Les objectifs de l’insurrection ne sont pas seulement patriotiques. Ils sont aussi politiques. Pendant que se déroule le processus de la Libération, les pouvoirs locaux sont totalement bouleversés […] A Ajaccio, le Comité départemental s’érige en un « Conseil de préfecture » qui s’empare de toutes les prérogatives dévolues au Préfet […] Le Préfet François Pelletier ne manifeste aucune opposition. Curieusement, le Comité de Préfecture lui demande de signer les premiers arrêtés qui comportent le ralliement à la France libre (nommée depuis janvier 1942 la France combattante) et donnent au nouveau pouvoir des droits de police et de contrôle sur le ravitaillement et la presse. Cinq Résistants constituent le Conseil de préfecture, 3 sont communistes : Arthur Giovoni, François Vittori et Maurice Choury ; les deux autres sont Henry Maillot, un Ajaccien apparenté au Général De Gaulle et Paul Cesari (de son vrai nom Paulin Colonna d’Istria), chef de mission choisi par Giraud. L’effondrement de l’autorité de Vichy est de bon augure. […] Quant aux organisations para gouvernementales comme la Légion française des combattants, elles sont dissoutes parce que considérées comme anti patriotiques. Le 11 octobre, la direction du Front national Corse annonçait par voie de presse son ralliement à la France combattante. A cette date, conformément au plan d’action du Front national, de nouvelles municipalités à dominante communiste désignées «à mains levées », ont remplacé les équipes de 275 communes sur 366. En tête, les villes les plus importantes : Corte, Sartène et Ajaccio, où le choix s’est porté sur Eugène Macchini, bonapartiste selon la tradition de cette ville, mais résistant dès 1940.
A Bastia, ce n’est qu’au départ de l’occupant allemand, le 4 octobre, que Jacques Faggianelli, un radical socialiste est mis à la tête de la municipalité.
La 4ème Panzer passe de Sardaigne en Corse par Bonifacio, fait sa jonction avec la brigade SS déjà présente depuis août dans le sud et contrôle les voies de communications de la plaine orientale.
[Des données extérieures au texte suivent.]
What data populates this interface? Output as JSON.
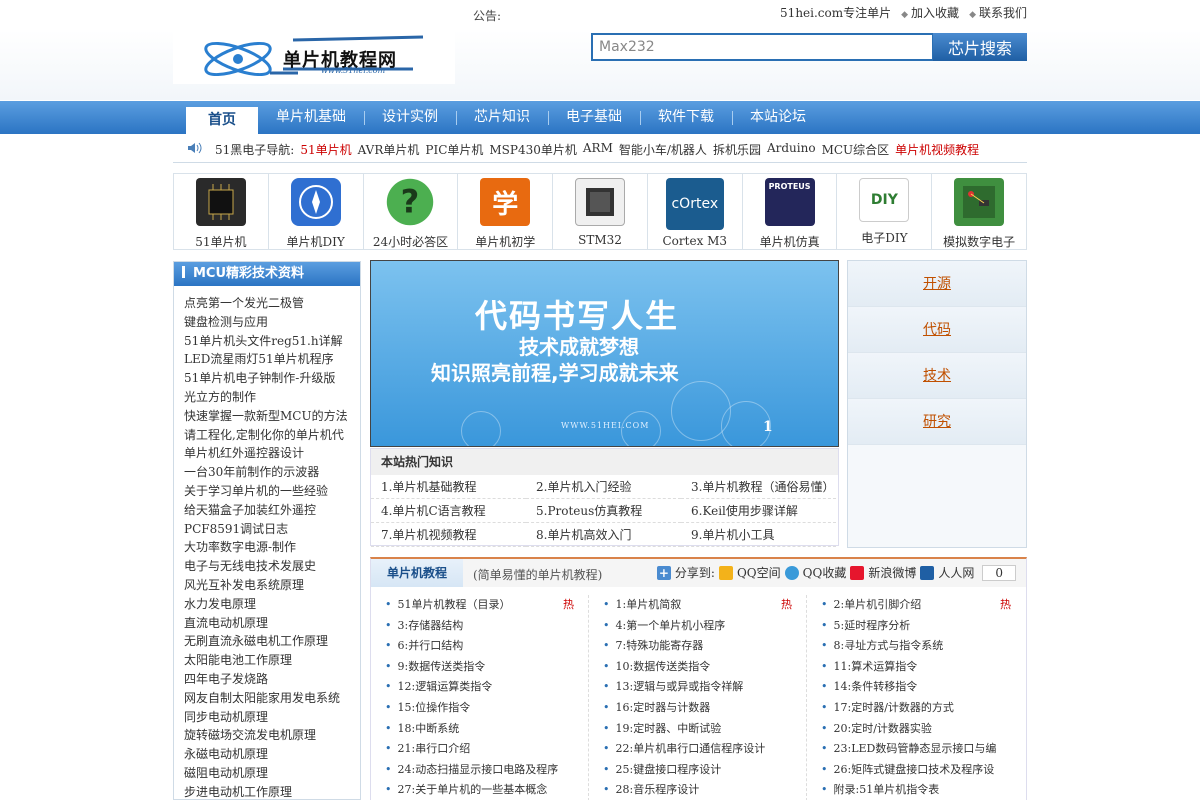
{
  "topbar": {
    "notice_label": "公告:",
    "links": [
      "51hei.com专注单片",
      "加入收藏",
      "联系我们"
    ]
  },
  "logo": {
    "title": "单片机教程网",
    "subtitle": "www.51hei.com"
  },
  "search": {
    "value": "Max232",
    "button": "芯片搜索"
  },
  "nav": {
    "items": [
      "首页",
      "单片机基础",
      "设计实例",
      "芯片知识",
      "电子基础",
      "软件下载",
      "本站论坛"
    ]
  },
  "subnav": {
    "label": "51黑电子导航:",
    "links": [
      {
        "text": "51单片机",
        "red": true
      },
      {
        "text": "AVR单片机"
      },
      {
        "text": "PIC单片机"
      },
      {
        "text": "MSP430单片机"
      },
      {
        "text": "ARM"
      },
      {
        "text": "智能小车/机器人"
      },
      {
        "text": "拆机乐园"
      },
      {
        "text": "Arduino"
      },
      {
        "text": "MCU综合区"
      },
      {
        "text": "单片机视频教程",
        "red": true
      }
    ]
  },
  "icons": [
    {
      "label": "51单片机",
      "icon": "chip-icon",
      "color": "#2a2a2a"
    },
    {
      "label": "单片机DIY",
      "icon": "compass-icon",
      "color": "#2f6fd1"
    },
    {
      "label": "24小时必答区",
      "icon": "question-icon",
      "color": "#2ca02c"
    },
    {
      "label": "单片机初学",
      "icon": "learn-icon",
      "color": "#e86a10",
      "glyph": "学"
    },
    {
      "label": "STM32",
      "icon": "stm32-chip-icon",
      "color": "#3a3a3a"
    },
    {
      "label": "Cortex M3",
      "icon": "cortex-icon",
      "color": "#1b5c8f",
      "glyph": "cOrtex"
    },
    {
      "label": "单片机仿真",
      "icon": "proteus-icon",
      "color": "#23265a",
      "glyph": "PROTEUS"
    },
    {
      "label": "电子DIY",
      "icon": "diy-icon",
      "color": "#7cb342",
      "glyph": "DIY"
    },
    {
      "label": "模拟数字电子",
      "icon": "circuit-board-icon",
      "color": "#3f8f3f"
    }
  ],
  "left": {
    "title": "MCU精彩技术资料",
    "items": [
      "点亮第一个发光二极管",
      "键盘检测与应用",
      "51单片机头文件reg51.h详解",
      "LED流星雨灯51单片机程序",
      "51单片机电子钟制作-升级版",
      "光立方的制作",
      "快速掌握一款新型MCU的方法",
      "请工程化,定制化你的单片机代",
      "单片机红外遥控器设计",
      "一台30年前制作的示波器",
      "关于学习单片机的一些经验",
      "给天猫盒子加装红外遥控",
      "PCF8591调试日志",
      "大功率数字电源-制作",
      "电子与无线电技术发展史",
      "风光互补发电系统原理",
      "水力发电原理",
      "直流电动机原理",
      "无刷直流永磁电机工作原理",
      "太阳能电池工作原理",
      "四年电子发烧路",
      "网友自制太阳能家用发电系统",
      "同步电动机原理",
      "旋转磁场交流发电机原理",
      "永磁电动机原理",
      "磁阻电动机原理",
      "步进电动机工作原理"
    ]
  },
  "banner": {
    "line1": "代码书写人生",
    "line2": "技术成就梦想",
    "line3": "知识照亮前程,学习成就未来",
    "site": "WWW.51HEI.COM",
    "slide": "1"
  },
  "hot": {
    "title": "本站热门知识",
    "items": [
      "1.单片机基础教程",
      "2.单片机入门经验",
      "3.单片机教程（通俗易懂）",
      "4.单片机C语言教程",
      "5.Proteus仿真教程",
      "6.Keil使用步骤详解",
      "7.单片机视频教程",
      "8.单片机高效入门",
      "9.单片机小工具"
    ]
  },
  "right": {
    "buttons": [
      "开源",
      "代码",
      "技术",
      "研究"
    ]
  },
  "section": {
    "title": "单片机教程",
    "desc": "(简单易懂的单片机教程)",
    "share": {
      "label": "分享到:",
      "targets": [
        "QQ空间",
        "QQ收藏",
        "新浪微博",
        "人人网"
      ],
      "count": "0"
    },
    "hot_mark": "热",
    "col1": [
      "51单片机教程（目录）",
      "3:存储器结构",
      "6:并行口结构",
      "9:数据传送类指令",
      "12:逻辑运算类指令",
      "15:位操作指令",
      "18:中断系统",
      "21:串行口介绍",
      "24:动态扫描显示接口电路及程序",
      "27:关于单片机的一些基本概念"
    ],
    "col2": [
      "1:单片机简叙",
      "4:第一个单片机小程序",
      "7:特殊功能寄存器",
      "10:数据传送类指令",
      "13:逻辑与或异或指令祥解",
      "16:定时器与计数器",
      "19:定时器、中断试验",
      "22:单片机串行口通信程序设计",
      "25:键盘接口程序设计",
      "28:音乐程序设计"
    ],
    "col3": [
      "2:单片机引脚介绍",
      "5:延时程序分析",
      "8:寻址方式与指令系统",
      "11:算术运算指令",
      "14:条件转移指令",
      "17:定时器/计数器的方式",
      "20:定时/计数器实验",
      "23:LED数码管静态显示接口与编",
      "26:矩阵式键盘接口技术及程序设",
      "附录:51单片机指令表"
    ]
  }
}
Les Combats durent jusqu’au 4 octobre 1943.
Jusqu’au 14 septembre, le pouvoir résistant s’exerce sans autre entrave que la présence allemande sur une partie du territoire. Mais à partir de cette date, arrivent d’Alger les responsables civils et militaires chargés par le Général de Gaulle de restaurer un pouvoir d’Etat : le Préfet Luizet, le Secrétaire Général François Coulet, le Général Henry Martin placé à la tête de l’opération de secours « Vésuve ». Ils sont rejoints le 30 septembre par le Secrétaire d’Etat à l’Intérieur, André Philip, venu assister le Préfet Luizet pour une reprise de contrôle sur les pouvoirs locaux et en particulier sur les mairies. Leur autorité est confortée par la venue de De Gaulle, qui parcourt la Corse du 5 au 8 octobre, et qui peut y mesurer son immense popularité. Le Front national Corse adhère à la France combattante. Le 12 octobre 1943, le Conseil de Préfecture est élargi et constitue de fait le premier CDL (Comité départemental de libération) de France ; quatre résistants non communistes y entrent. Parmi eux, Paul Giacobbi qui crée son propre mouvement IVème République rallié lui aussi à la France combattante.